US & Global Market Summary
*All updates are as of 11/22, when we last published Factor Spotlight
US Market - 11/22/19 - 12/5/19
- Friday brought with it a blowout November jobs report that showed the US economy had added 266,000 new jobs (~50k of which were striking GM workers returning to work) vs. consensus of 187,000. The unemployment rate returned to a 350-year low of 3.5%.
- The major indices rallied in response to the good jobs report (not captured in above chart), after taking a slight hit earlier in the week from a weaker than expected ISM Manufacturing print - 48.1 in November vs. 48.3 in October, and below consensus of 49.4. The were declines in inventories and new orders.

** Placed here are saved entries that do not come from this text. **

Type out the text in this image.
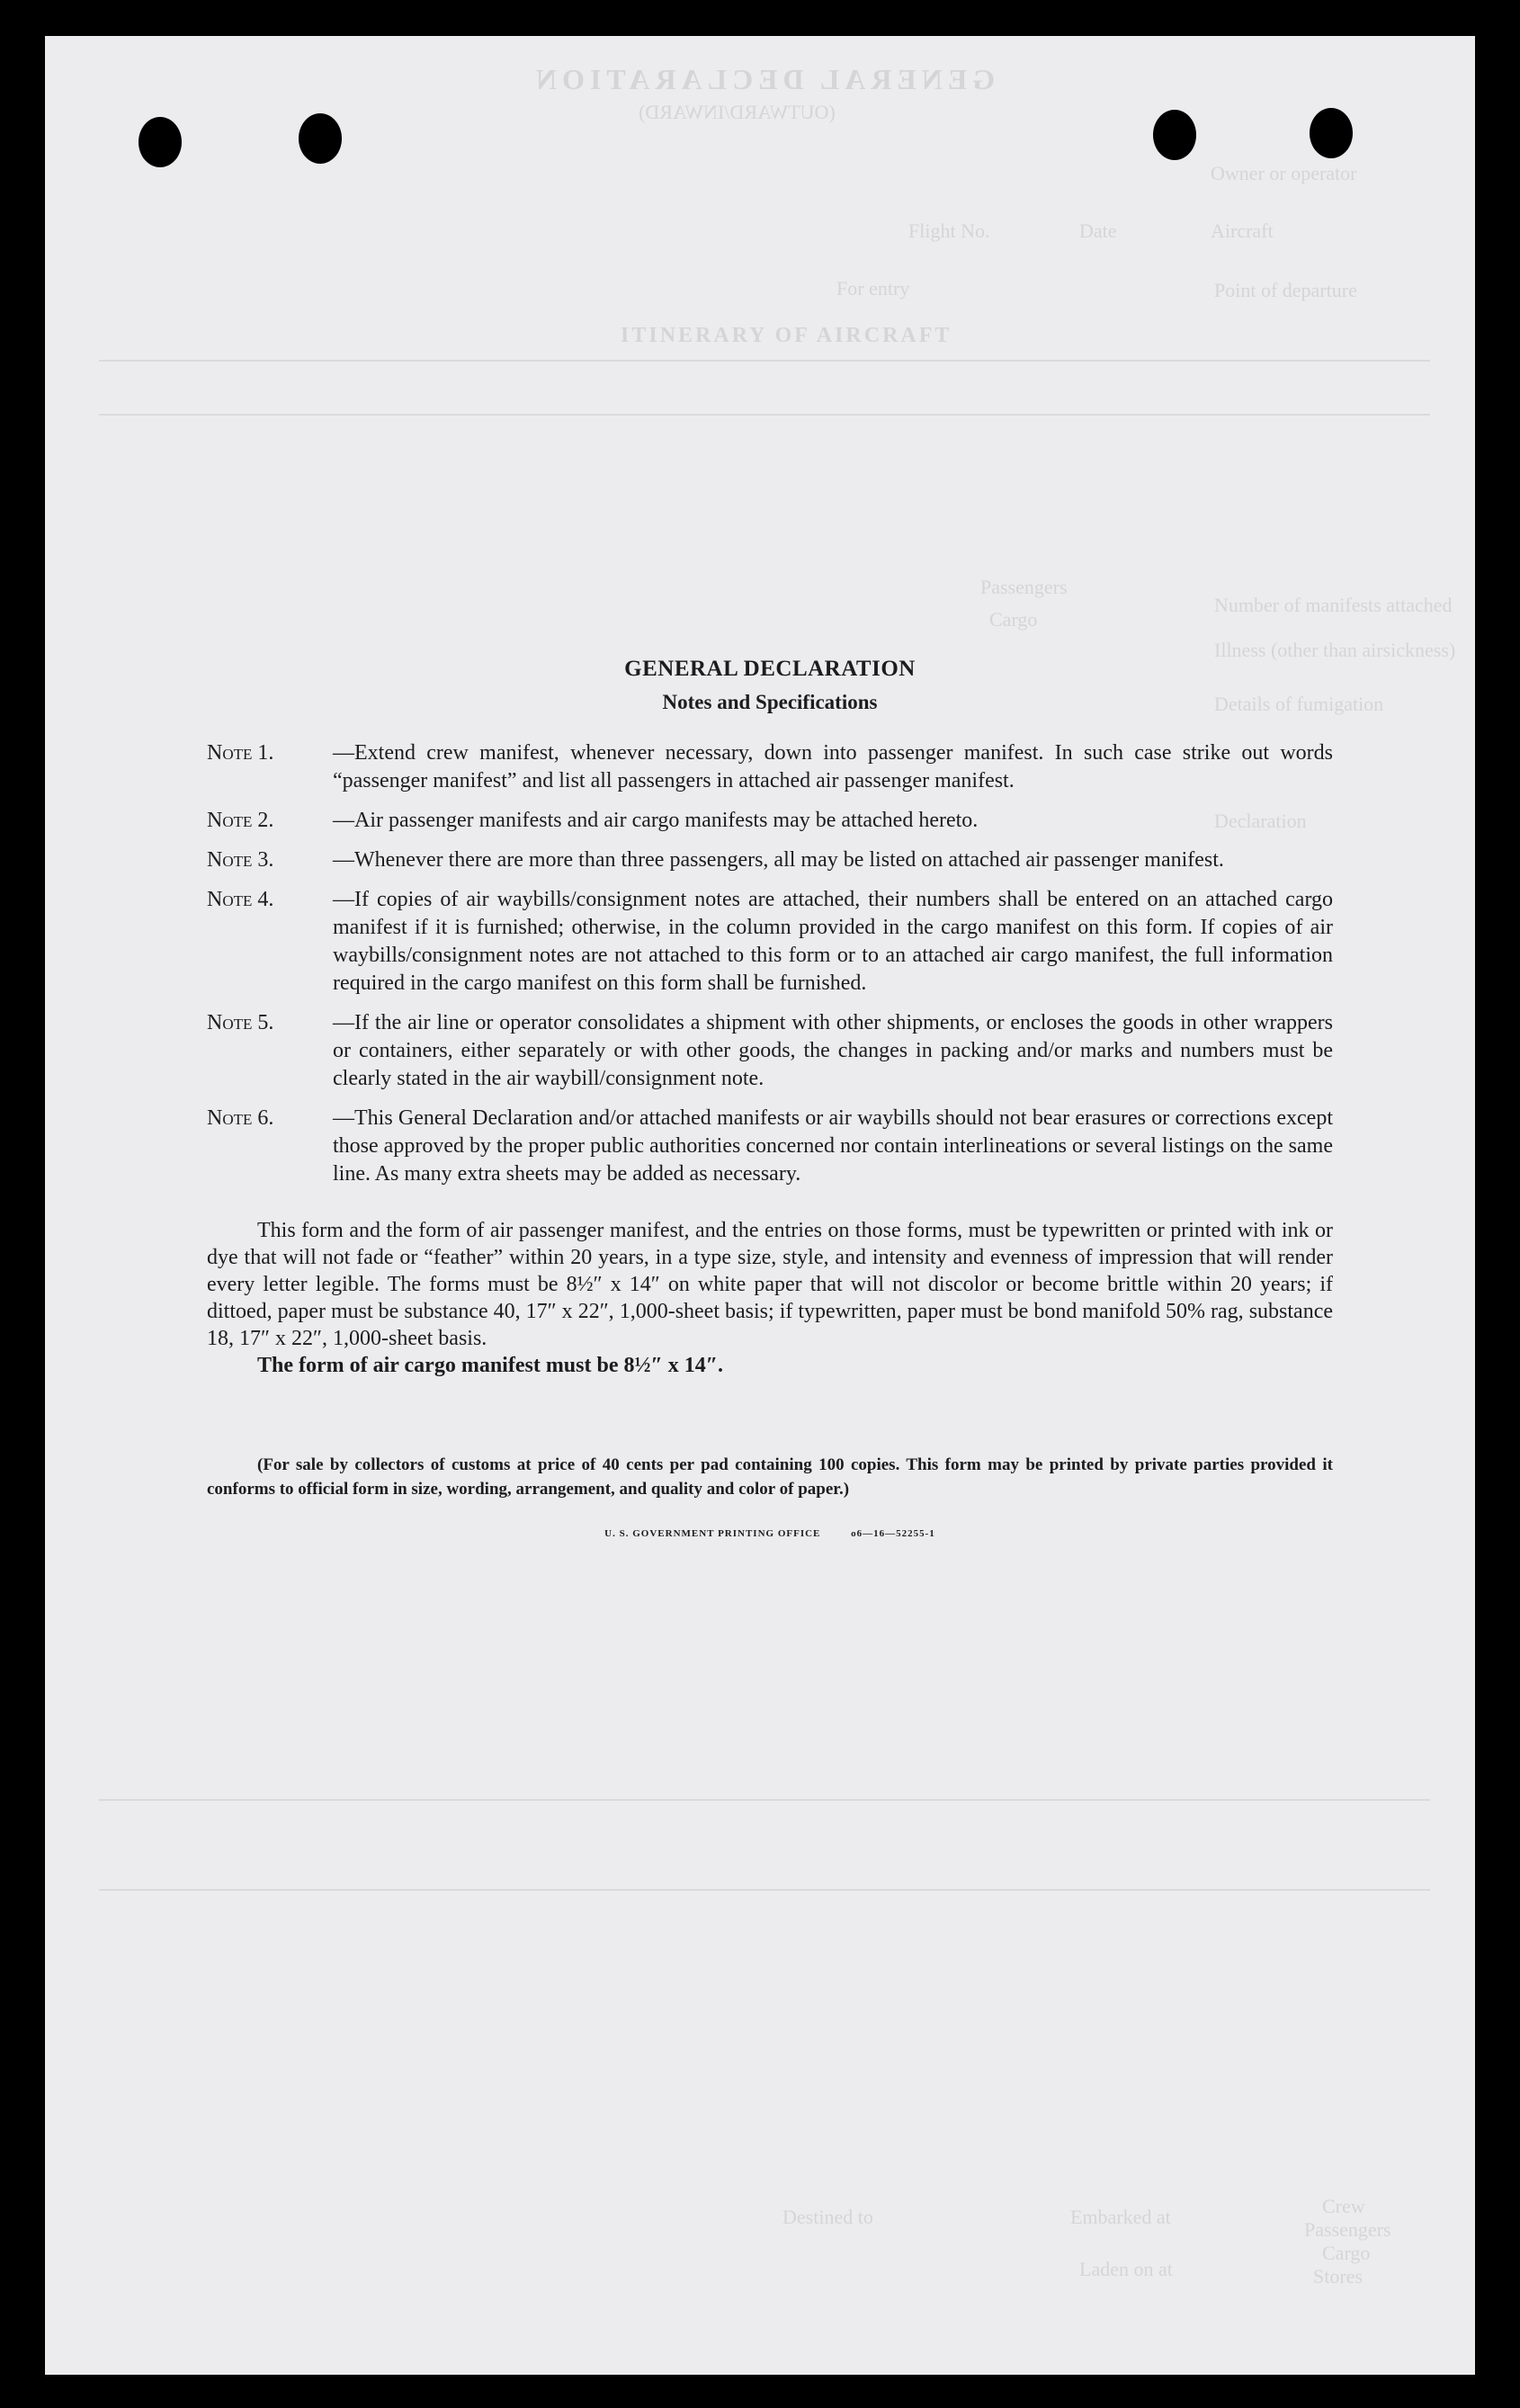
GENERAL DECLARATION
(OUTWARD/INWARD)
Owner or operator
Aircraft
Flight No.	Date
Point of departure
For entry
ITINERARY OF AIRCRAFT
Number of manifests attached
Passengers
Cargo
Illness (other than airsickness)
Details of fumigation
Declaration
Crew
Passengers
Cargo
Stores
Embarked at
Laden on at
Destined to
GENERAL DECLARATION
Notes and Specifications
Note 1.	—Extend crew manifest, whenever necessary, down into passenger manifest. In such case strike out words “passenger manifest” and list all passengers in attached air passenger manifest.
Note 2.	—Air passenger manifests and air cargo manifests may be attached hereto.
Note 3.	—Whenever there are more than three passengers, all may be listed on attached air passenger manifest.
Note 4.	—If copies of air waybills/consignment notes are attached, their numbers shall be entered on an attached cargo manifest if it is furnished; otherwise, in the column provided in the cargo manifest on this form. If copies of air waybills/consignment notes are not attached to this form or to an attached air cargo manifest, the full information required in the cargo manifest on this form shall be furnished.
Note 5.	—If the air line or operator consolidates a shipment with other shipments, or encloses the goods in other wrappers or containers, either separately or with other goods, the changes in packing and/or marks and numbers must be clearly stated in the air waybill/consignment note.
Note 6.	—This General Declaration and/or attached manifests or air waybills should not bear erasures or corrections except those approved by the proper public authorities concerned nor contain interlineations or several listings on the same line. As many extra sheets may be added as necessary.

This form and the form of air passenger manifest, and the entries on those forms, must be typewritten or printed with ink or dye that will not fade or “feather” within 20 years, in a type size, style, and intensity and evenness of impression that will render every letter legible. The forms must be 8½″ x 14″ on white paper that will not discolor or become brittle within 20 years; if dittoed, paper must be substance 40, 17″ x 22″, 1,000-sheet basis; if typewritten, paper must be bond manifold 50% rag, substance 18, 17″ x 22″, 1,000-sheet basis.

The form of air cargo manifest must be 8½″ x 14″.

(For sale by collectors of customs at price of 40 cents per pad containing 100 copies. This form may be printed by private parties provided it conforms to official form in size, wording, arrangement, and quality and color of paper.)

U. S. GOVERNMENT PRINTING OFFICE	o6—16—52255-1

- The Fed meets next week, and between comments from Fed officials and the solid employment report we have no expectation of any further rate changes at that time.
Factor Update - US Model
- The rotation out of Value and into Growth continued at a rapid clip, with Value falling by more than 1 standard deviation (into Oversold territory), and Growth gaining +0.96 standard deviations (now flagged as Extremely Overbought).
- Momentum continued to see strength, and is now firmly an Overbought factor at +1.31 SD above the mean.
- Volatility saw slight normalized gains, while Market Sensitivity fell a bit, shedding its Overbought label.
- Profitability continued to fall, plunging -0.76 standard deviations and sitting squarely in Oversold space.
- Ongoing weakness in Earnings Yield precipitated its fall into negative normalized returns space, as it fell nearly one full standard deviation over the past two weeks.
- US Total Risk (using the Russell 3000 as proxy) fell by nearly a full percentage point, to 12.44%.
Factor Update - Worldwide Model
- Global Growth continued to see strength on a normalized basis, up more than a full standard deviation over the past two weeks. Unlike in the US, Value wasn’t the zero sum loser of this trend, as it also saw positive gains.
- Momentum continued its upward trend, and crossed over into Overbought territory after gaining more than half of a standard deviation.
- Volatility and Market Sensitivity both continued to decline, with Market Sensitivity looking poised to cross over into negative territory.
- Earnings Yield was the biggest loser this week, falling to -0.27 SD below the mean merely two weeks after it was labeled as an Overbought factor.
- Global Risk (using the ACWI as proxy) also saw a sizable decline of 76 bps.